2017-07-03来源:scientificamerican

Computers transmit information in bits: 0’s and 1’s. Off or on. But in quantum computers, that off/on logic becomes more flexible. Because the bits in quantum computing, called quantum bits or qubits, can actually be 0 AND 1 at the same time.

Think of it like this: a coin flipping through the air can be considered to be both heads and tails before it lands. In that way, it's like a qubit. Until you measure it, the qubit is 0 and 1, just as until the coin lands, it’s both heads and tails.   

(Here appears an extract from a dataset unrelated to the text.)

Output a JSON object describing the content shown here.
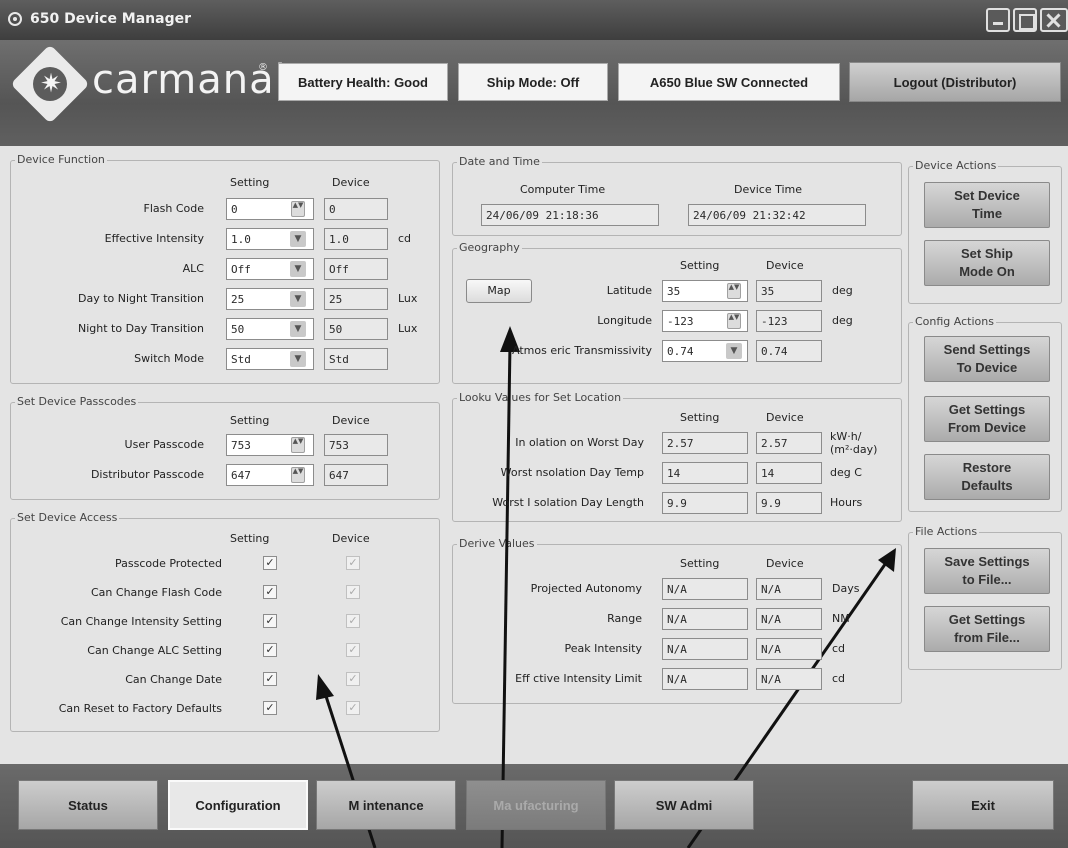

But the quantum weirdness goes beyond simple qubits. Because physicists have also created pairs of photons, particles of light, called qudits, with a D, for multiple dimensions. And those dimensions are different colors of light. So instead of being just 0 and 1, like a regular quantum bit, these photon qudits are, for example, simultaneously pink and purple and red and orange. 

In fact, they can come in as many as 10 different colors…which mathematically means 10 different dimensions…compared to the two dimensions of a qubit. Again, if that sounds crazy, just think of a 10-sided die spinning through the air, instead of a two-sided coin. It's all 10 sides at once. The study is in the journal Nature. [Michael Kues et al., On-chip generation of high-dimensional entangled quantum states and their coherent control]

The big advantage of quantum bits, and the point of developing them, is they contain more information than a classical bit—meaning quantum computers can use them, in theory, to solve super complicated equations much faster than a normal computer could. And qudits? They can hold even more information.

study author Roberto Morandotti at the National Scientific Research Institute in Montreal, says the equipment they used to work with the qudits is mostly cheap, off-the-shelf telecoms gear. Which suggests quantum computing could someday become accessible to many of us. But for the time being, the world’s only commercially available quantum computers exist in just one state: expensive.